Monument Isabelle Brunelle, comtesse d’Harscamps

Formé à l’Académie d’Anvers, le jeune Geefs (1805-1883) avait été très rapidement repéré par ses professeurs ; une bourse lui a permis de parfaire sa formation à Paris et, à son retour, il était nommé professeur de sculpture à l’Académie d’Anvers (1833-1840). Membre de la classe des Lettres de l’Académie dès 1845, il la préside de 1858 à 1883. Il était membre de l’Institut de France. Présent dans différents salons, il s’impose avec le modèle de la statue du Général Belliard et le monument funéraire du comte Frédéric de Mérode. Le jeune royaume de Belgique venait de trouver l’un de ses sculpteurs capables de figer dans la pierre (ou le bronze) les personnes et les événements les plus illustres du pays. Répondant aux multiples commandes destinées à orner les églises, les places, les édifices, les cimetières ou les salons de toute la Belgique, il livre à Anvers une statue de Rubens (1840) et à Liège, celle de Grétry (1842), à Huy celle de Lebeau (1869), tout en réalisant de nombreuses statues de Léopold Ier, dont celle de Namur. C’est donc un artiste renommé qui réalise, pour Namur, la statue d’Isabelle Brunelle et qui y signera encore celle de Jean-Baptiste d’Omalius d’Halloy en 1881.
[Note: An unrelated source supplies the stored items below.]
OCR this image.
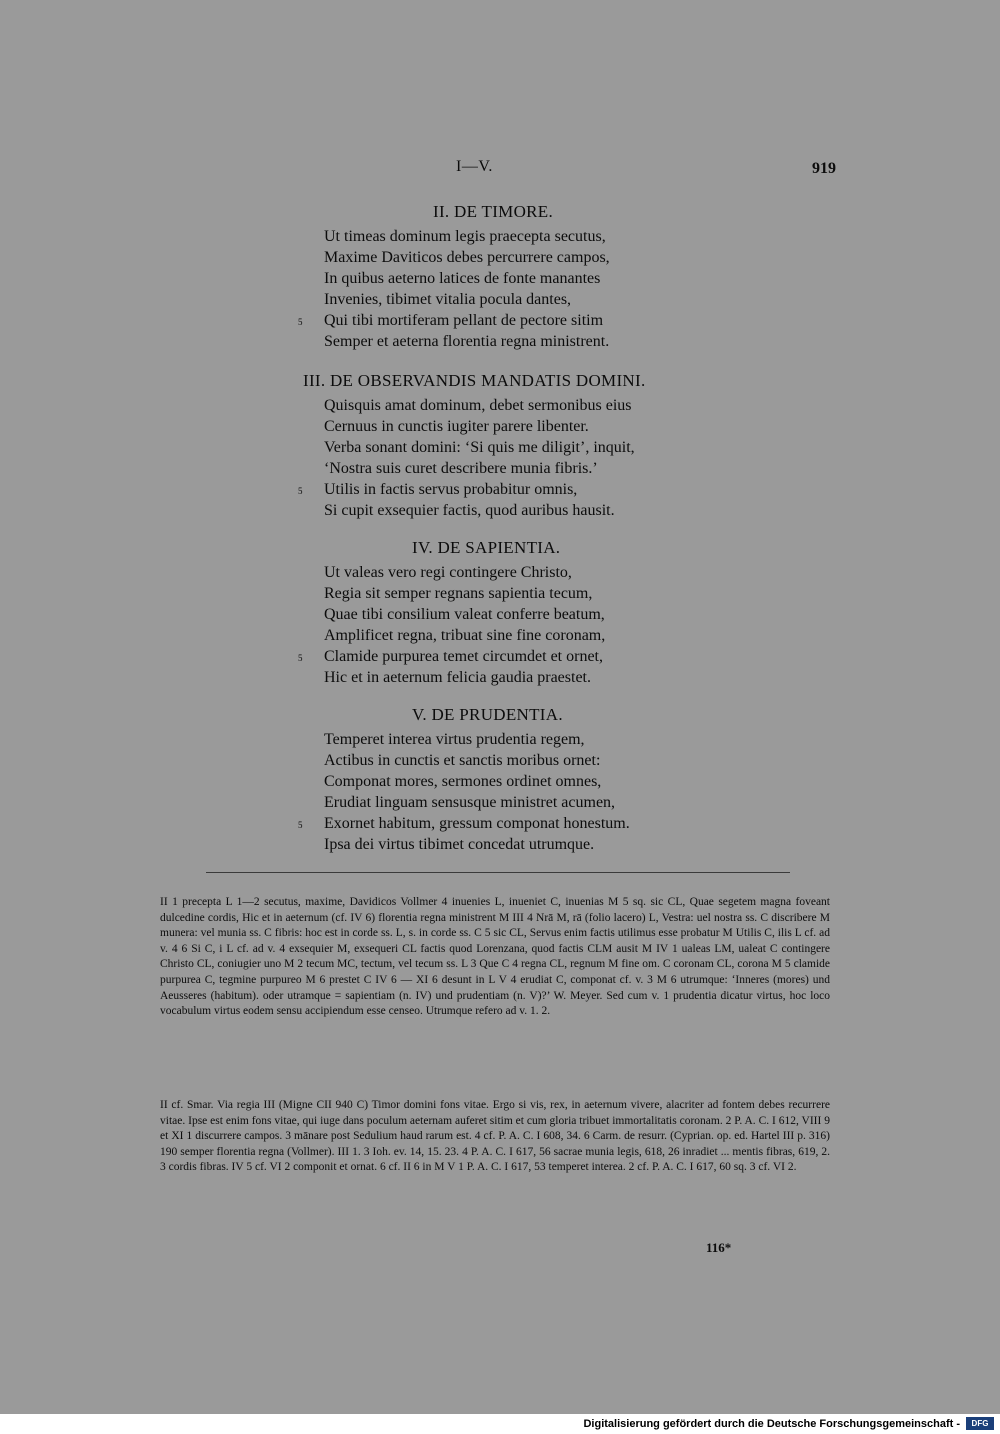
I—V.	919
II. DE TIMORE.
Ut timeas dominum legis praecepta secutus,
Maxime Daviticos debes percurrere campos,
In quibus aeterno latices de fonte manantes
Invenies, tibimet vitalia pocula dantes,
Qui tibi mortiferam pellant de pectore sitim
Semper et aeterna florentia regna ministrent.
5
III. DE OBSERVANDIS MANDATIS DOMINI.
Quisquis amat dominum, debet sermonibus eius
Cernuus in cunctis iugiter parere libenter.
Verba sonant domini: ‘Si quis me diligit’, inquit,
‘Nostra suis curet describere munia fibris.’
Utilis in factis servus probabitur omnis,
Si cupit exsequier factis, quod auribus hausit.
5
IV. DE SAPIENTIA.
Ut valeas vero regi contingere Christo,
Regia sit semper regnans sapientia tecum,
Quae tibi consilium valeat conferre beatum,
Amplificet regna, tribuat sine fine coronam,
Clamide purpurea temet circumdet et ornet,
Hic et in aeternum felicia gaudia praestet.
5
V. DE PRUDENTIA.
Temperet interea virtus prudentia regem,
Actibus in cunctis et sanctis moribus ornet:
Componat mores, sermones ordinet omnes,
Erudiat linguam sensusque ministret acumen,
Exornet habitum, gressum componat honestum.
Ipsa dei virtus tibimet concedat utrumque.
5

II 1 precepta L 1—2 secutus, maxime, Davidicos Vollmer 4 inuenies L, inueniet C, inuenias M 5 sq. sic CL, Quae segetem magna foveant dulcedine cordis, Hic et in aeternum (cf. IV 6) florentia regna ministrent M III 4 Nrā M, rā (folio lacero) L, Vestra: uel nostra ss. C discribere M munera: vel munia ss. C fibris: hoc est in corde ss. L, s. in corde ss. C 5 sic CL, Servus enim factis utilimus esse probatur M Utilis C, ilis L cf. ad v. 4 6 Si C, i L cf. ad v. 4 exsequier M, exsequeri CL factis quod Lorenzana, quod factis CLM ausit M IV 1 ualeas LM, ualeat C contingere Christo CL, coniugier uno M 2 tecum MC, tectum, vel tecum ss. L 3 Que C 4 regna CL, regnum M fine om. C coronam CL, corona M 5 clamide purpurea C, tegmine purpureo M 6 prestet C IV 6 — XI 6 desunt in L V 4 erudiat C, componat cf. v. 3 M 6 utrumque: ‘Inneres (mores) und Aeusseres (habitum). oder utramque = sapientiam (n. IV) und prudentiam (n. V)?’ W. Meyer. Sed cum v. 1 prudentia dicatur virtus, hoc loco vocabulum virtus eodem sensu accipiendum esse censeo. Utrumque refero ad v. 1. 2.

II cf. Smar. Via regia III (Migne CII 940 C) Timor domini fons vitae. Ergo si vis, rex, in aeternum vivere, alacriter ad fontem debes recurrere vitae. Ipse est enim fons vitae, qui iuge dans poculum aeternam auferet sitim et cum gloria tribuet immortalitatis coronam. 2 P. A. C. I 612, VIII 9 et XI 1 discurrere campos. 3 mānare post Sedulium haud rarum est. 4 cf. P. A. C. I 608, 34. 6 Carm. de resurr. (Cyprian. op. ed. Hartel III p. 316) 190 semper florentia regna (Vollmer). III 1. 3 Ioh. ev. 14, 15. 23. 4 P. A. C. I 617, 56 sacrae munia legis, 618, 26 inradiet ... mentis fibras, 619, 2. 3 cordis fibras. IV 5 cf. VI 2 componit et ornat. 6 cf. II 6 in M V 1 P. A. C. I 617, 53 temperet interea. 2 cf. P. A. C. I 617, 60 sq. 3 cf. VI 2.

116*
Digitalisierung gefördert durch die Deutsche Forschungsgemeinschaft -	DFG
En 1869 déjà, G. Geefs a terminé la maquette en plâtre du monument Brunelle et la Commission a validé son projet. Cependant, les événements politiques qui secouent la France (1870-1871) sont à l’origine du retard dans l’acheminement du bloc de marbre qui a été choisi, en l’occurrence de l’Échaillon blanc exploité à une vingtaine de kilomètres de Grenoble. Entre-temps, le marbrier namurois Adolphe Balat est choisi pour réaliser le piédestal en pierres bleues d’Écaussinnes qui a une hauteur de 3,33 mètres. Finalement, la date du 15 mai 1872 retenue pour l’inauguration est respectée. Sous la pluie, la foule importante entend les discours du président de la Commission des Hospices et du sénateur de Woelmont au nom de la famille d’Harscamps. La statue dévoilée présente la comtesse en grande et forte femme, se tenant debout et serrant son testament dans la main gauche. Les habits qu’elle porte sont de l’époque Louis XV ; il s’agit d’une toilette de cérémonie. La robe et ses grands plus ont fait l’objet d’une attention particulière du sculpteur qui s’est par ailleurs inspiré des portraits peints d’Isabelle Brunelle pour réaliser son visage. Comme à son habitude, le sculpteur a laissé son signature sur la plinthe de la sculpture : « Gme Geefs/statuaire du roi ». Quant aux quatre faces du piédestal, elles portent chacune des inscriptions gravées en lettres d’or par Balat.

Sur la face avant :
« ISABELLE BRUNELLE
COMTESSE D’HARSCAMPS.
FONDATRICE
DE L’HOSPICE D’HARSCAMPS.
29 JANVIER 1805.

À droite :
NEE A AIX-LA-CHAPELLE
LE 3 SEPTEMBRE 1724.

À gauche :
DECEDEE A NAMUR


LE 8 MAI 1805.

À l’arrière : 
ERIGE
LE 15 MAI 1872. »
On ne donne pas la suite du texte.